You know, I really thought we had something in common, when you sold me on your plans for Madness. I thought I was going to lead the charge for you, taking the brand to greater heights than the projections you oh-so-excitedly told me about all those months ago. Looks like I was wrong. Guess I was just another victim of the Thad Duke charm, another sailor drawn to the death notes of your siren song.
We may be close in age but aside from that our battle with Chris Page, that's where the similarities of you and I end, boss.
We’ve both suffered the heartbreak of defeat at Page’s hands, both lost something that was dear to us. You were there, you remember don’t you? Of course you did, you were hiding in the crowd like a fucking coward.
I was inches from caving in his skull. Amongst the metallic tinge of my own blood on my tongue, I could almost make out the sweet taste of victory on my pallet. Could you say the same?
I allow, for once, an almost arrogant smirk to grace my face.
You were comprehensively beaten, exposed and left for dead as Page left with the last real material possession that has given you any sort of relevance in pro wrestling. That XWF Universal Championship.
Again, the smile disappears.
But I finally understand,...you don’t care about professional wrestling. But me? I live for it. I am obsessed with it. It’s all I think about. After my match with Page, do you know what I was doing? Working out what I’m gonna do the next time I stand across from him.
There’s a reason I’m the first one through the door and I’m the last one to leave. That I help the ground crew set the ring up, that I sit in Gorilla in watching every match, that I go to Warfare, to Anarchy when I’m not even on those shows. Its the love I have for this sport, because it’s all I’ve ever fucking known, Thad!
But you? You just don’t want to be here, do you? Not really. You’re really just killing time now.

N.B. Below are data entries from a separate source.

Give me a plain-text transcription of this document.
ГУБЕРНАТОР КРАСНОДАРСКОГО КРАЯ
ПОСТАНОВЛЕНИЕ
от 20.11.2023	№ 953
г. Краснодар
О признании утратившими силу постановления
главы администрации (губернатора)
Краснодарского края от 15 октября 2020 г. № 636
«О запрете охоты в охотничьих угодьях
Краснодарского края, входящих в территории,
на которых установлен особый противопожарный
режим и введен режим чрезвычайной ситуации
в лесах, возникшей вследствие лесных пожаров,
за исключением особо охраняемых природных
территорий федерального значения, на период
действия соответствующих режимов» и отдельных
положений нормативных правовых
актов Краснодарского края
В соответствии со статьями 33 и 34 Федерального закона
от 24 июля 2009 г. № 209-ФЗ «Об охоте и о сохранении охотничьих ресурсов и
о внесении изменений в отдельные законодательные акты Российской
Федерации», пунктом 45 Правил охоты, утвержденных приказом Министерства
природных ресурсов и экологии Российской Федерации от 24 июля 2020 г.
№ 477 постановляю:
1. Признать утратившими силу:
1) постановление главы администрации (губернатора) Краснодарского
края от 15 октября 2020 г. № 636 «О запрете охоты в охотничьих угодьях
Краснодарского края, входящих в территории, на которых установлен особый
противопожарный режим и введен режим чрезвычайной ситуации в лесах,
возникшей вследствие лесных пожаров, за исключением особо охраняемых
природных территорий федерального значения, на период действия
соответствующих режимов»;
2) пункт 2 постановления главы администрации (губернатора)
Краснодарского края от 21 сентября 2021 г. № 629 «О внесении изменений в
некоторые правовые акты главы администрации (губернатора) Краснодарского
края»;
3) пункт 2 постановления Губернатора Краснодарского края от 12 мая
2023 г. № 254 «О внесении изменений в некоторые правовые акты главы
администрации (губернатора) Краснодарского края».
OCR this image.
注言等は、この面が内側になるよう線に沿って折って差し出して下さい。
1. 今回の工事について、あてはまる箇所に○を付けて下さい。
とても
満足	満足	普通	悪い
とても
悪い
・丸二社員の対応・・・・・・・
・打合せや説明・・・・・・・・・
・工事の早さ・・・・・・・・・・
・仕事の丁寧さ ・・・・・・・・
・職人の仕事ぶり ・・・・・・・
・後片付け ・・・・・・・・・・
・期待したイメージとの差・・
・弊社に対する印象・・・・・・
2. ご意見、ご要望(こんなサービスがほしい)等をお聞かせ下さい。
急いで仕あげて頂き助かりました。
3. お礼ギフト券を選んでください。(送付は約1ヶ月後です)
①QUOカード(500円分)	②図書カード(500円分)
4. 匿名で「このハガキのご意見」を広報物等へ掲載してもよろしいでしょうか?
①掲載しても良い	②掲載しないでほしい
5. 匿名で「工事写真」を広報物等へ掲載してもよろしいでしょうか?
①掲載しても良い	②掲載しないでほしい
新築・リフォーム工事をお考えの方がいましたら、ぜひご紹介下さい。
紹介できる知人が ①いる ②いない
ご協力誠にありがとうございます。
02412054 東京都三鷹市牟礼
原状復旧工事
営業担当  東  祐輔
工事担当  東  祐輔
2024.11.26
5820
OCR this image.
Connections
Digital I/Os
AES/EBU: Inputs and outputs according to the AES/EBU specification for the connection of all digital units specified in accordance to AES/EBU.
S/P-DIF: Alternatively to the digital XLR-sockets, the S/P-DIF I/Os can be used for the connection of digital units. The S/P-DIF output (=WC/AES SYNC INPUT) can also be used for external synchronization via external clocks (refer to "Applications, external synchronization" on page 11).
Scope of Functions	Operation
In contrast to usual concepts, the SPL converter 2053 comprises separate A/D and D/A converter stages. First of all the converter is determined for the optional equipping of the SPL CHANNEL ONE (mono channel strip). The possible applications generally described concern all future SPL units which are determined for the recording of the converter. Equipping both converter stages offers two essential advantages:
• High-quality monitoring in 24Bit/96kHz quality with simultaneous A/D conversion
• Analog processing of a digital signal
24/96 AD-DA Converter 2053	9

As soon as Madness goes off the air, you can’t wait to leave, to go back to your life outside of wrestling. I see the look on your face backstage. It’s the look of a man who's looking for the best time to clock out, like he’d rather be somewhere else. I don’t even bother speaking to you anymore because all I get are shrugs and half-hearted nods. You don’t care about this business, not really. As long as the old trust fund is replenished, amirite?
That’s why you sneer and smirk in the direction of guys like me. Guys who don’t know anything else either other than this, because it’s the only thing WE know! You can’t fathom why people dedicate their entire existences to something because you cannot comprehend something you know absolutely nothing about! You’ve never had that love or desire for professional wrestling. You did it because you could, it was a skill you were particularly good at and you capitalized on it. And you know what? Fair play, I actually applaud you for it.
But all that success? All those accolades? Those championships? You may have won them, hell you may have earned them. But you don’t DESERVE them.
So… I’m coming back to my home country but not just to bask in her beauty but to protect and safeguard her legacy… because there's a pretender in my midst, a mocking villain who thinks he can waltz into my story, wearing a costume of arrogance and entitlement. He thinks he's seen it all, that his miles on the life experience engine grant him a glimpse into the very soul of my home.
But let me make one thing crystal clear: this villain doesn't know me, he doesn't know what makes me tick. He has no idea.
So I’m coming back home to stand as a guardian. To defend my country, to defend my pride, my legacy and, most importantly, to defend professional wrestling against the would-be villain, Thaddeus Duke.